In Tokyo, Nikkei futures put on 0.3 percent, pointing to a slightly firmer open for the Nikkei benchmark .N225, which logged its best one-day rise in four months on Wednesday after suffering its worst session in five months the day before.
Overnight, U.S. stocks gained, with the Standard & Poor's 500 .SPX climbing to an all-time closing high on the back of the economic data and strong quarterly earnings from Bank of America (BAC.N).
The U.S.'s second-largest bank said quarterly profit surged nearly $3 billion as revenue increased and mortgage losses plunged in the clearest sign yet the bank was shaking off the impact of the financial crisis.
"The news from Bank of America's fourth-quarter numbers suggest the U.S. earnings season is in for a solid beat," Evan Lucas, market strategist at financial spreadbetter IG in Melbourne, wrote in a note.
Other U.S. banks have also done well so far in the latest quarterly earnings season, with JPMorgan Chase & Co (JPM.N) and Wells Fargo & Co (WFC.N) both reporting better-than-expected results this week.
Adding to the positive tone, the World Bank raised its forecast for global growth for the first time in three years as advanced economies started to pick up their pace, led by the United States.
It predicted global gross domestic product will expand 3.2 percent this year from 2.4 percent in 2013.

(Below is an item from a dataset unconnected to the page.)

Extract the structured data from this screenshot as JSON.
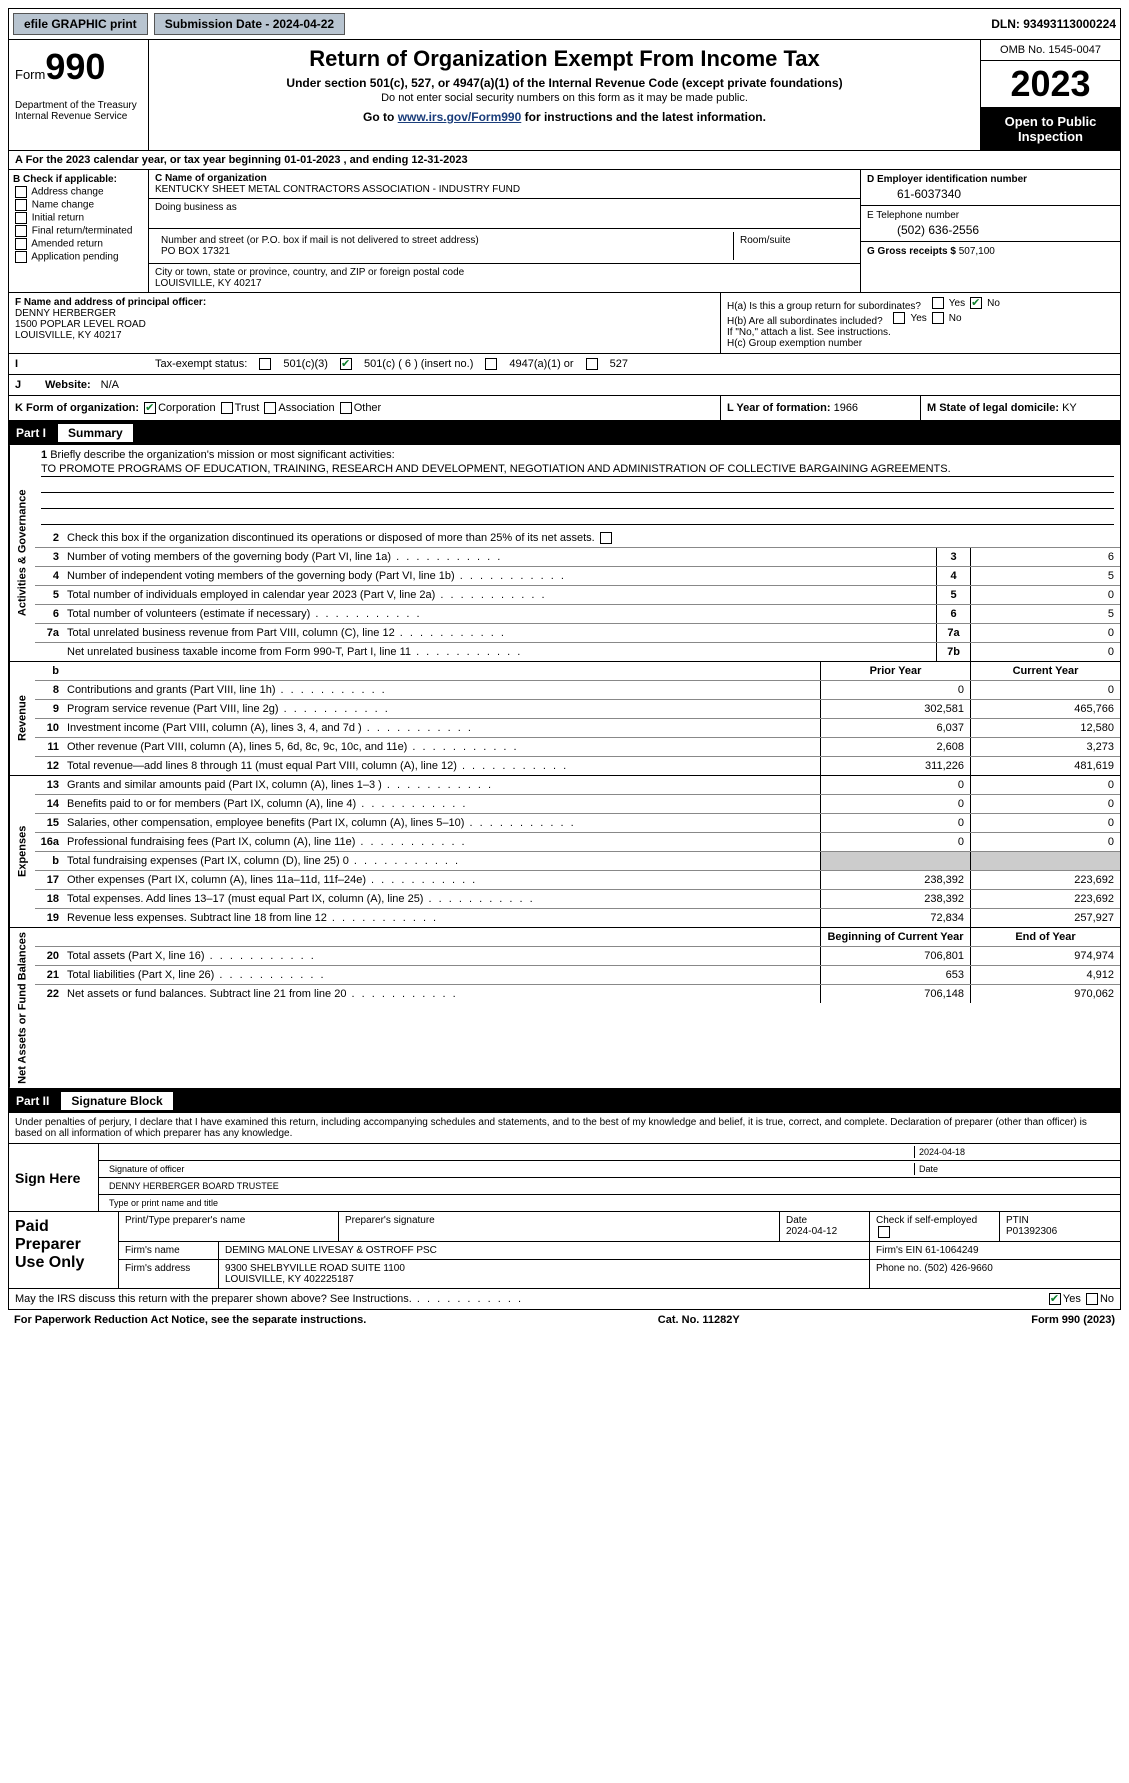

Apart from the economic data, the dollar also got a boost from comments by two of the Federal Reserve's most hawkish policymakers who take up voting power this year. They said the central bank should bring its bond-buying campaign to a swift close.
The euro was steady at $1.3604, having fallen 0.5 percent in the previous session. Against the yen, the greenback was at 104.57 after gaining 0.3 percent overnight.
"We remain bullish on the USD and see scope for further downside in EUR/USD and GBP/USD in the near-term," BNP Paribas analysts said.
The dollar .DXY was up 0.4 percent at 81.008 against a basket of major currencies, further pulling away from a two-week low of 80.444 set on Tuesday.
Among commodities, gold was up a tad at $1,242.40 an ounce, stabilizing after having hit a near one-week low of $1,234.10 on Wednesday as the dollar rallied.
U.S. crude futures added 0.2 percent to $94.33 a barrel, near a two-week high of $94.64 set in the prior day after U.S. government data showed a larger-than-expected drop in inventories.